Mas como diz no popular “pobre sempre terá alma de pobre”, sempre trará ao novo universo resquícios, idiossincrasias e fetiches sociais do ex-mundo. E assim, é entre esses quereres fúteis e limitados que “Os Enforcados” acontece. No tarô, a carta O Enforcado representa sacrifício, mesmo que implique abrir de algo que se considera valioso. Este longa-metragem é um dos melhores exemplos para referenciar a frase “Proteja-me do que eu quero”, que a artista Jenny Holzer usou em uma exposição após lê-la no parachoque de um caminhão em uma estrada brasileira. Sim, é exatamente por este caminho que “Os Enforcados” vai: o de se desconstruir pelas reviravoltas das situações. Há sempre aqui um fim que justifica um meio. Um barulho atravessado que precisa ser suportado para o grande resultado.

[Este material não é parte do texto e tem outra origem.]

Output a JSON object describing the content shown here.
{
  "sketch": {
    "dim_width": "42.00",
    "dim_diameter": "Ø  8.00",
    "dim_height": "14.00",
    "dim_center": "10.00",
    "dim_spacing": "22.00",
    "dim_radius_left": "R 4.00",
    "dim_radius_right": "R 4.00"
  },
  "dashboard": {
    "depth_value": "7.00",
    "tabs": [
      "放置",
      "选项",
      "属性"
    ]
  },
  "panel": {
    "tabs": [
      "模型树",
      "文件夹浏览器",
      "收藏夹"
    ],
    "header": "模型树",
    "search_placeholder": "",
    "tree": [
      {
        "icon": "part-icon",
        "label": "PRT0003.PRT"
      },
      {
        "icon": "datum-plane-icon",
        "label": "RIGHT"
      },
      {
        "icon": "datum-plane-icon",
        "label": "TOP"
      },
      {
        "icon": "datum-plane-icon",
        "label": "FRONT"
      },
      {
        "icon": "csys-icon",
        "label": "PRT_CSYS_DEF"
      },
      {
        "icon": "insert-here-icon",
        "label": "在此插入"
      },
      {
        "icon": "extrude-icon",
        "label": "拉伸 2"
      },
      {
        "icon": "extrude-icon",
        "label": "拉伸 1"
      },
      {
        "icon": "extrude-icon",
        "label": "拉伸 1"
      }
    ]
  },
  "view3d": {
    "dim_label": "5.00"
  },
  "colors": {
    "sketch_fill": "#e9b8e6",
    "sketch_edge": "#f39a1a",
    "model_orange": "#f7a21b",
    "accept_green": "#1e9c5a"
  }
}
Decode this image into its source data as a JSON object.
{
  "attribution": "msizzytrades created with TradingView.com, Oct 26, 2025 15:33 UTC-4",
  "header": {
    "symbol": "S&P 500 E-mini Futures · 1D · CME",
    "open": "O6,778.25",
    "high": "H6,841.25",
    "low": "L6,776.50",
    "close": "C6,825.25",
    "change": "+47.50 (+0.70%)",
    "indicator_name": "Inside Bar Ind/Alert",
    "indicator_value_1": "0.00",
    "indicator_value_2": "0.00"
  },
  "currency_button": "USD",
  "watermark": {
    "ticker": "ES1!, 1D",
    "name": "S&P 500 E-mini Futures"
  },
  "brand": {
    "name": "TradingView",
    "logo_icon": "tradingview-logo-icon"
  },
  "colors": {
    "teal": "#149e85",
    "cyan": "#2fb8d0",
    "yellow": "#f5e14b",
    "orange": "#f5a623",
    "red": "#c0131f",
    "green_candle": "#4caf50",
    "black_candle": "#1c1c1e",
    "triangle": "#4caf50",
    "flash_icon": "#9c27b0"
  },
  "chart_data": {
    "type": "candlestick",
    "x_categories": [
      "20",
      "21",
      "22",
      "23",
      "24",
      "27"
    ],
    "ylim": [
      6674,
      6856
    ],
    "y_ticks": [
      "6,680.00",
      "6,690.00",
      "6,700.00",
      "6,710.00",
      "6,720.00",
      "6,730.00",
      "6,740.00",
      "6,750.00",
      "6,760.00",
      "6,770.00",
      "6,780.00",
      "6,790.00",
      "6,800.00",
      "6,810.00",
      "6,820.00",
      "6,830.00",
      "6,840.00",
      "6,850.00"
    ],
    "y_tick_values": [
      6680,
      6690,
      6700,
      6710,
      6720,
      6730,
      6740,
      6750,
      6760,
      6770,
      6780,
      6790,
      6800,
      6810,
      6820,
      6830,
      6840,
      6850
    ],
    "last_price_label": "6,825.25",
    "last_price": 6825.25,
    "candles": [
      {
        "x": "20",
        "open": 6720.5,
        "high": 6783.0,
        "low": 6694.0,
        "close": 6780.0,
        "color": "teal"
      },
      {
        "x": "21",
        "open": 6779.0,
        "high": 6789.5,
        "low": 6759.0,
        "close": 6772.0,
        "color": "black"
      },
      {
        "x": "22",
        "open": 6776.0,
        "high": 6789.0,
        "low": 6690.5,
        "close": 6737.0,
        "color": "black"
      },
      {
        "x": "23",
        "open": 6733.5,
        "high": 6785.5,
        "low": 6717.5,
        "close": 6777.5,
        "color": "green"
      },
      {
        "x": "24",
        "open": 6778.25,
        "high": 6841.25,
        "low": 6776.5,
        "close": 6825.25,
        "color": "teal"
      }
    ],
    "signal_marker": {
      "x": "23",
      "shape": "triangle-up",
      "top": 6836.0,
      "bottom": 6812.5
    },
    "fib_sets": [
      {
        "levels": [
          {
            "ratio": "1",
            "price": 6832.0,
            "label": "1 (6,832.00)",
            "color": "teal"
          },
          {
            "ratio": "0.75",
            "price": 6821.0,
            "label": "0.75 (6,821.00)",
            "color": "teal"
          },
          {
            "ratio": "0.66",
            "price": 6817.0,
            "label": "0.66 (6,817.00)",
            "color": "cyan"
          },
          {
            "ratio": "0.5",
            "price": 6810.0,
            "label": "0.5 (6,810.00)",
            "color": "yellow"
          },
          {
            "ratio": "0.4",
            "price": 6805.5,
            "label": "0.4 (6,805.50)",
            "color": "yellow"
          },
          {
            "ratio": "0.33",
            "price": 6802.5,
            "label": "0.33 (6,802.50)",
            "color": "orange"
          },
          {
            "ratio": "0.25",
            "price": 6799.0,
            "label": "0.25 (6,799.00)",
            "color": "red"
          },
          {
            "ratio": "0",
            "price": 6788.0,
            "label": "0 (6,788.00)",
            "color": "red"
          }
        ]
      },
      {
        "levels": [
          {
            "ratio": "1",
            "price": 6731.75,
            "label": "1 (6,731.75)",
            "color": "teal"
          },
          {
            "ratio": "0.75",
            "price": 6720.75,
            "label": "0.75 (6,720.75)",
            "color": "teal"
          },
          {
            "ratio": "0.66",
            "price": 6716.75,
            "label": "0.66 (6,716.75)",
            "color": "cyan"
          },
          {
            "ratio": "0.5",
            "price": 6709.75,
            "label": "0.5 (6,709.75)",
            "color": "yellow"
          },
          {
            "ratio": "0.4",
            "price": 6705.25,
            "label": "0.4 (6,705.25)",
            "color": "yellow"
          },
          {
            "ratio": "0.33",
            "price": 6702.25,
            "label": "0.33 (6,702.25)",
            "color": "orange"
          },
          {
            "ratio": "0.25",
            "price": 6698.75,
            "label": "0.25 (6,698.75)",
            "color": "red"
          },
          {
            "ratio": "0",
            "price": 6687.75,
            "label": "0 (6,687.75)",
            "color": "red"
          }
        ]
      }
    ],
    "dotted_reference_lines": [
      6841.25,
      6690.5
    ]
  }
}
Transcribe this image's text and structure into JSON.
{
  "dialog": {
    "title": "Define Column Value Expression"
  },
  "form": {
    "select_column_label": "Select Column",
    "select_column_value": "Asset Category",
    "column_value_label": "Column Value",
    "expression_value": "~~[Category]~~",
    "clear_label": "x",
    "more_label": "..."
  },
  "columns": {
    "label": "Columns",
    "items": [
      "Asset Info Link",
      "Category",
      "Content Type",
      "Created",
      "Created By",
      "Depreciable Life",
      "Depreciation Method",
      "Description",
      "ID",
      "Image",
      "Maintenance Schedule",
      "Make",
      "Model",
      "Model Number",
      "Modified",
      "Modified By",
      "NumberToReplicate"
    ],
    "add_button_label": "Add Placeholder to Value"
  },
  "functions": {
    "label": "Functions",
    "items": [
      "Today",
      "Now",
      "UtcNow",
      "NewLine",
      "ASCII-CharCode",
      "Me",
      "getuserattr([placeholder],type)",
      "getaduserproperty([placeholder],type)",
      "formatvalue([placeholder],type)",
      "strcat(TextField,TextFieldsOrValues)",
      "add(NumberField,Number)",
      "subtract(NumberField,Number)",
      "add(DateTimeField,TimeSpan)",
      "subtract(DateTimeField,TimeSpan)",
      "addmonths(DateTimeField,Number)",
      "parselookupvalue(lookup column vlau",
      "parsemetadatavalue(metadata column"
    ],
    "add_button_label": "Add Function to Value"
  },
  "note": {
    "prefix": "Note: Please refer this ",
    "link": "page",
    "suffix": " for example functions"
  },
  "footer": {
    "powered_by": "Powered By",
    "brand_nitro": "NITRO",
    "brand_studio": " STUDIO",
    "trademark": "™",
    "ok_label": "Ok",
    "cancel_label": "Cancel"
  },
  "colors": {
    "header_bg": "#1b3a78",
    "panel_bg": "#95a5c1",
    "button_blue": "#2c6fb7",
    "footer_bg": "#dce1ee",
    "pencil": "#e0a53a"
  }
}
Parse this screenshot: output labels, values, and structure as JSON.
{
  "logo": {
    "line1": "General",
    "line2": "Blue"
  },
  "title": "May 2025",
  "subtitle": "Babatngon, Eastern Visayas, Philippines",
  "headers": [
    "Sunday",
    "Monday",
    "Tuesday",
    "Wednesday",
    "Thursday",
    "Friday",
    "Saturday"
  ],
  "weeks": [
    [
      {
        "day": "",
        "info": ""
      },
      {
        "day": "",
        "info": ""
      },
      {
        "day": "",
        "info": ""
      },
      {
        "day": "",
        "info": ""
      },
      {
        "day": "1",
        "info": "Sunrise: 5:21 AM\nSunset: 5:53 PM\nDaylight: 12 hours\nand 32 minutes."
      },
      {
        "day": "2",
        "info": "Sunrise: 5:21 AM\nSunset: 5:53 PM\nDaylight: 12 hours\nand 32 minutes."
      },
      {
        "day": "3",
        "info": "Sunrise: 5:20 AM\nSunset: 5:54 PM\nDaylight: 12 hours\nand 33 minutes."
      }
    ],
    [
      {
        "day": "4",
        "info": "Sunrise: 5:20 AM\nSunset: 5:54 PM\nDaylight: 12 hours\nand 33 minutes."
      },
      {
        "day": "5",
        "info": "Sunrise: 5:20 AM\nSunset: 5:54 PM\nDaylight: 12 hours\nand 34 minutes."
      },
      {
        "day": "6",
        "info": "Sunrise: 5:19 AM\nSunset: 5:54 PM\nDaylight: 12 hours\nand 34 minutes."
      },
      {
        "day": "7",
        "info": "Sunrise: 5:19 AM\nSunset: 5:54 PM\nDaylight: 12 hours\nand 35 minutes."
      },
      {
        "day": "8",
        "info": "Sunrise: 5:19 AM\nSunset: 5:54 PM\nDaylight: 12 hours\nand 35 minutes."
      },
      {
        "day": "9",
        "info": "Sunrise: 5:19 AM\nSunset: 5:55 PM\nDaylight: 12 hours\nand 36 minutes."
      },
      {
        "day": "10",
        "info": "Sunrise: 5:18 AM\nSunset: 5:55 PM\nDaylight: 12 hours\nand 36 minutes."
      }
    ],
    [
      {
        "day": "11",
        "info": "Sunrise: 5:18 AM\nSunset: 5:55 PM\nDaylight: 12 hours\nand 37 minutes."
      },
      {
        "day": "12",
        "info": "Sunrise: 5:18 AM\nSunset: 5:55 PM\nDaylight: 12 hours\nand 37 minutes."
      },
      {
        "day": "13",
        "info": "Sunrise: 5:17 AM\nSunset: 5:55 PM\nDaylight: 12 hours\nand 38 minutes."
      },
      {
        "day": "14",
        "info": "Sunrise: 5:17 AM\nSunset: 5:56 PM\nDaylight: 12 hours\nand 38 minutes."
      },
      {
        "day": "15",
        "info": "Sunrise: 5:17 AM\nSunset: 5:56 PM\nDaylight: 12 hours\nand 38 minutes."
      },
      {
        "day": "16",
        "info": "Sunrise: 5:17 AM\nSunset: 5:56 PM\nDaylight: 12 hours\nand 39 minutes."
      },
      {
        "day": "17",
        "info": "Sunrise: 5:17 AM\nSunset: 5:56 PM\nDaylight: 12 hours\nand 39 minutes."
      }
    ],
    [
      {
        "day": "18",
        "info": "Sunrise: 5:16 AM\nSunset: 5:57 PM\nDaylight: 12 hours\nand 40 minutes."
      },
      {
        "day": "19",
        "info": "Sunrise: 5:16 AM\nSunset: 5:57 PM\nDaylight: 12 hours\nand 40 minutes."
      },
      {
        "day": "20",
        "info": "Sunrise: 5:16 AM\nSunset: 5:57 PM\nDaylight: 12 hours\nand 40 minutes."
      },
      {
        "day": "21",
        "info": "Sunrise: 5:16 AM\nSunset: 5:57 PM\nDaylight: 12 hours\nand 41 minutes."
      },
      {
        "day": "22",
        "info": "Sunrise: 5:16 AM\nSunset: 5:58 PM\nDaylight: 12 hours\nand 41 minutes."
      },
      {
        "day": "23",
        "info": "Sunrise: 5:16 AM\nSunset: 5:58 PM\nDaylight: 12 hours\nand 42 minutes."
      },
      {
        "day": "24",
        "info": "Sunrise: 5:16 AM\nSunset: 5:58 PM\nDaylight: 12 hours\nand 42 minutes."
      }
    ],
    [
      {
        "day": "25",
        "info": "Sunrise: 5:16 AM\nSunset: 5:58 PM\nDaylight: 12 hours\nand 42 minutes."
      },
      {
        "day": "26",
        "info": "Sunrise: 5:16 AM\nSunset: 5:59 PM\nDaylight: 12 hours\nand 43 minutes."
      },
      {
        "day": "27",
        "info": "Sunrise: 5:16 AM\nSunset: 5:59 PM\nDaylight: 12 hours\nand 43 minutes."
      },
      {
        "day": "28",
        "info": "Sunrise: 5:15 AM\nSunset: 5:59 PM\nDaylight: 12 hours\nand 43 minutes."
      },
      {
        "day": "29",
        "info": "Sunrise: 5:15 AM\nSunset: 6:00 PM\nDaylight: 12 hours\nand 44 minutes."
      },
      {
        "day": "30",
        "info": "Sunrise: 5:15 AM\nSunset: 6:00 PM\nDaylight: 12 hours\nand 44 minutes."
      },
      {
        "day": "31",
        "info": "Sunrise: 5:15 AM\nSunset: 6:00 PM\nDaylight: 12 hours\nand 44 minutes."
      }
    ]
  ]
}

As intermitências de uma obra versus o sonho. 

“Os Enforcados” não é só sobre a mais real e orgânica sobrevivências dos seres social, mas sim e também uma ode à fisiologia cognitiva da condição humana em estágios de emergência e de desespero. Nesse exato momento em que se vive tais crônicas inquietudes, não se permite o julgamento alheio. Aqui não entra maniqueísmos, moralidades e éticas. É o próprio mundo selvagem da lei do mais forte. Para se manter, é preciso radicalizar nas decisões sobre os escusos “negócios”. E tudo isso é bem verbalizado, explicado e bem didático nos diálogos e ações mais explícitas. Sim, mas vai por mim que é apenas um momento que o espectador necessita de uma maior “capacidade de abstração”, porque o melhor do filme está por vir. E acredite, será muito bom!

Este filme nos conduz pelo constraste de dois mundos: ser natural igual os ricos e, do outro lado, o costume de ser popular, como os ensaios de uma escola de samba, por exemplo. Numa fotografia mais de sensação adormecida, por uma luz mais amadeirada, que sugere o sonho vívido e de sinestesia real, “Os Enforcados”, ao mergulhar de verdade no gênero essencial, ganha maestria. Quando perde a atmosfera de novela e corta as cordas do paraquedas, e assim experimenta a queda livre, este longa-metragem adquire uma personalidade gore de suspense insano, histérico, cruel, escatológico, surtado, visceral, colérico, enlouquecido, psicopático. Ao fazer isso, a protagonista, possuída pela atriz Leandra Leal, se desprende de qualquer método de interpretação e se entrega, sem medo da volta, a um de seus papéis mais catárticos. É aí que reside toda a perfeição do filme, após nosso sacrifício condescendente de abstrair o tom novelesco do antes (de construir o acordar de sua psicopatia e suas tendências à violência), nós agora podemos nos deliciar com a mais mórbida e despretensiosa liberdade da criação. Cada vez que “Os Enforcados” anda, mais se desenforca. É como se a mente da personagem perdesse completamente o controle e ficasse desenfreada ao ato final. De uma terapia de choque, em transe, que “resolve” tudo de uma vez. 

Talvez tudo do antes tenha um sentido, uma razão, para agora nos ofertar a experiência da epifania. “Os Enforcados” fica perspicaz com suas metáforas surreais, adentrando num espiral de acontecimentos absurdos e non-sense. Tudo aqui fica mais real, mais verdadeiro, mais maquiavélico, mais ácido, mais nervosamente cômico, mais psicológico, mais válido, mais crível e bem mais deliciosamente manipulado. As maracutaias, o universo do jogo do bicho, o roubo de um corpo. “E o ser humano quando tá com fome faz o que? Abre a boca!”, diz-se. E assim, o carnaval acaba, entre o pragmatismo e o impulso; chantagem e “olho grande”; perseguições e mortes. É, “Os Enforcados” é um filme de matar!